When her marriage ended, she legally reverted back to her maiden name. Locals called her ‘Polky’ as a term of casual endearment from the best of her old-time friends from school days. Bob Morgan called her ‘Polky’ when their romance was young and blooming. It survived, shorn of its romantic shading but with a special meaning for those who loved her in a different way.
She worked for years with the Humane Society, but always on the edge of things because she could not abide close relationships with the real action. ‘I can’t go in where the cages are looking at them and knowing’ she used to say. Birds fed freely in her back yard. They knew where lived a generous heart. Margaret spent some of her time working with the Woman’s Exchange, a place where good clothing was made available at bargain prices. ‘I sell and wait on tables in their tea room’

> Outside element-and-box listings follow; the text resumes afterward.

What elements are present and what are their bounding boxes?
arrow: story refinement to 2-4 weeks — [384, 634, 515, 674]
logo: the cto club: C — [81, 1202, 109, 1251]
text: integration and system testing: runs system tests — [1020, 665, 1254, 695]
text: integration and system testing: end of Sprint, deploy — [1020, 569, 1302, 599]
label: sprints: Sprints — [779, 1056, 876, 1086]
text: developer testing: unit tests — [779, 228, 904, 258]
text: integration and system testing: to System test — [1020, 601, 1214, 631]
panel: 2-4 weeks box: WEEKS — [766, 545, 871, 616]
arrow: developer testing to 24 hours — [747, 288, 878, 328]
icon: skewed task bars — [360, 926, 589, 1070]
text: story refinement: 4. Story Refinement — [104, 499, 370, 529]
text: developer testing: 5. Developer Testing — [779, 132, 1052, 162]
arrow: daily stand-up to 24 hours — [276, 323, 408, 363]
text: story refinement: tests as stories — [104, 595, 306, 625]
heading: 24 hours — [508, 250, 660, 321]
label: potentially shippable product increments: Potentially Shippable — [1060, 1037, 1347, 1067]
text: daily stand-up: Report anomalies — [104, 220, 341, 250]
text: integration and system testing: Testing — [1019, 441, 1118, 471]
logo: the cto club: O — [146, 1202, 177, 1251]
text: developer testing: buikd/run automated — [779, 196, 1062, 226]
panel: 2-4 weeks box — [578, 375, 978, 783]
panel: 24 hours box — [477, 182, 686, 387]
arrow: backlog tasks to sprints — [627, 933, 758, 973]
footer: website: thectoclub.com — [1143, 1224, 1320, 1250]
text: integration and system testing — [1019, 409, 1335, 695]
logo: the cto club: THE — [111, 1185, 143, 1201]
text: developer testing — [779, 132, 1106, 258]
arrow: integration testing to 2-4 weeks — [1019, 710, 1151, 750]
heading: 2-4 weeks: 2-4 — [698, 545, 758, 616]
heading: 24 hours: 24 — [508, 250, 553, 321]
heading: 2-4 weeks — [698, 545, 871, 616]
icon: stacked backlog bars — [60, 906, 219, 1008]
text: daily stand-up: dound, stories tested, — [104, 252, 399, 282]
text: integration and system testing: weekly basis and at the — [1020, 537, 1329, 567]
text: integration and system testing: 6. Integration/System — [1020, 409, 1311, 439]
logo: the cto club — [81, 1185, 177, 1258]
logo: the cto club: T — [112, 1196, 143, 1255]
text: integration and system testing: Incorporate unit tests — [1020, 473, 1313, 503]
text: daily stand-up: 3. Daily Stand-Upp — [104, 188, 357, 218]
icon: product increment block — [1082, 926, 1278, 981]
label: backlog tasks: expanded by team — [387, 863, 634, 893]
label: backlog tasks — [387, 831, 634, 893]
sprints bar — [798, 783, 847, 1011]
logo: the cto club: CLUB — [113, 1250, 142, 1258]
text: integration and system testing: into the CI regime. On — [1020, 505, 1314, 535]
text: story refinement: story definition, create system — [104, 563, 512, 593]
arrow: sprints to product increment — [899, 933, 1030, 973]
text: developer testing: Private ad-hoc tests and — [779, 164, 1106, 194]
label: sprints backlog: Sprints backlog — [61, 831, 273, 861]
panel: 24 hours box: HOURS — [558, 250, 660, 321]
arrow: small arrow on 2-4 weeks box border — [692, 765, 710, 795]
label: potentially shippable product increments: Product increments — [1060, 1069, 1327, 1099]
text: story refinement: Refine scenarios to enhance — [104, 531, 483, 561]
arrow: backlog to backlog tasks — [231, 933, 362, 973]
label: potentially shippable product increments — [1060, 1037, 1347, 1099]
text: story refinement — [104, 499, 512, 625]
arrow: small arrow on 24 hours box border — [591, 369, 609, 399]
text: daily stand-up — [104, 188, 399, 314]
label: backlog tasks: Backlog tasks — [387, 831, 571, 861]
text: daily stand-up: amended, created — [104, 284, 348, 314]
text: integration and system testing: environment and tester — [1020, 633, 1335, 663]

She also made herself available whenever the Memphis Belle was in need of fund-raising efforts. She always lent her presence and her support as the ‘real’ Memphis belle, travelling all over the country with Frank Donofrio of the Memphis Belle Memorial Association. In later years her health started to suffer and Doctors told her to slow down, telling her she was in need of a heart valve replacement and that she should cut down on her swimming in her own backyard pool, a pleasure she always enjoyed.
A tale was told where a visitor who had been visiting Margaret said as he left ‘Well, I’ll go now and leave you in peace’. Her reply was telling and simple. ‘I am at peace, I’m always at peace’.
In 1988 she it was discovered she had a brain tumour - for which she underwent surgery. It was then discovered she also had lung cancer. She refused chemotherapy, preferring instead to take massive amounts of vitamins.
Margaret passed away in her Memphis home at 3.18am on April 15 1990. She was 67. MBMA member Bill Stoots arranged for red and blue ribbons to be hung on the nose of the aircraft out at Mud Island with gold lettering that read ‘In Memory of Margaret’.
When her last will and testament was published, under Item Three, there was the biggest bombshell of all: ‘I direct that any amounts due to me at the time of my death under a certain promissory note in the principal amount of FIVE THOUSAND ($5,000) DOLLARS from ROBERT K MORGAN be considered as paid in full and direct that said note be cancelled.